Crostwight – All Saints’ Church (Hubert Arthur Francis)

Crostwight lost one person during the Second World War and five during the First World War, but this post is about the former conflict.

The lower memorial, which is beautifully presented in the church, is to Hubert Arthur Francis, who died on board HMS Royal Oak on 14 October 1939. The HMS Royal Oak was built in 1914 to serve during the First World War and was one of the older ships still in the fleet by 1939. At the beginning of the Second World War, it was stationed at Scapa Flow, at the Orkney Islands in Scotland, which was thought to be a safe place.
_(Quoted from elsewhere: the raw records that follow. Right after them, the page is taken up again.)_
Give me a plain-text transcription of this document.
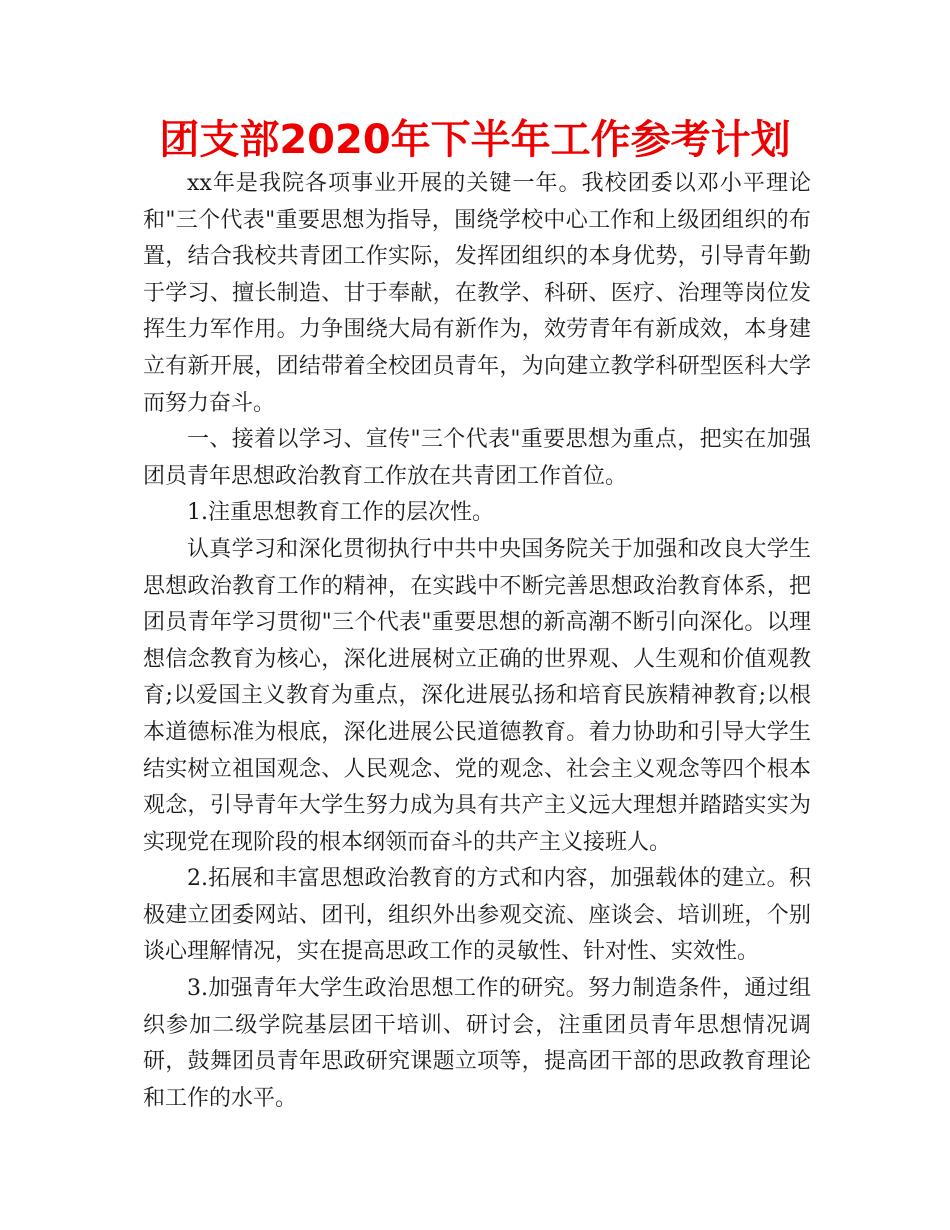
团支部2020年下半年工作参考计划

xx年是我院各项事业开展的关键一年。我校团委以邓小平理论和"三个代表"重要思想为指导，围绕学校中心工作和上级团组织的布置，结合我校共青团工作实际，发挥团组织的本身优势，引导青年勤于学习、擅长制造、甘于奉献，在教学、科研、医疗、治理等岗位发挥生力军作用。力争围绕大局有新作为，效劳青年有新成效，本身建立有新开展，团结带着全校团员青年，为向建立教学科研型医科大学而努力奋斗。

一、接着以学习、宣传"三个代表"重要思想为重点，把实在加强团员青年思想政治教育工作放在共青团工作首位。

1.注重思想教育工作的层次性。

认真学习和深化贯彻执行中共中央国务院关于加强和改良大学生思想政治教育工作的精神，在实践中不断完善思想政治教育体系，把团员青年学习贯彻"三个代表"重要思想的新高潮不断引向深化。以理想信念教育为核心，深化进展树立正确的世界观、人生观和价值观教育;以爱国主义教育为重点，深化进展弘扬和培育民族精神教育;以根本道德标准为根底，深化进展公民道德教育。着力协助和引导大学生结实树立祖国观念、人民观念、党的观念、社会主义观念等四个根本观念，引导青年大学生努力成为具有共产主义远大理想并踏踏实实为实现党在现阶段的根本纲领而奋斗的共产主义接班人。

2.拓展和丰富思想政治教育的方式和内容，加强载体的建立。积极建立团委网站、团刊，组织外出参观交流、座谈会、培训班，个别谈心理解情况，实在提高思政工作的灵敏性、针对性、实效性。

3.加强青年大学生政治思想工作的研究。努力制造条件，通过组织参加二级学院基层团干培训、研讨会，注重团员青年思想情况调研，鼓舞团员青年思政研究课题立项等，提高团干部的思政教育理论和工作的水平。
The Germans had plans for Scapa Flow and they planned an attack on it using their submarines early on during the war. Submarine U-47 fired torpedoes at the Royal Oak and seriously damaged it, but more seriously setting off an explosion of armaments which caused a fireball to rush through the submarine. 835 men were killed with the sinking of the ship, including 134 boy seaman who weren’t even 18 years old. The majority of bodies couldn’t be recovered and they remain there today, the wreck is a war grave and divers are not allowed near it.

Hubert was born in Henstead which is near Norwich, Norfolk on 18 August 1919 and his parents were Stanley and Minnie Francis (nee Merry), who lived in Ramsgate in Kent. Stanley lived from 1882 until 1948 and Minnie lived from 1884 until 1965.

Hubert joined the Royal Navy in 1939, with service number P/JX 142485. He was on board the ship when it was sunk, dying at the age of just 20 and he is commemorated at Portsmouth Naval Memorial. What he was doing in Crostwight I don’t know, the 1939 register didn’t include servicemen, so his address isn’t clear.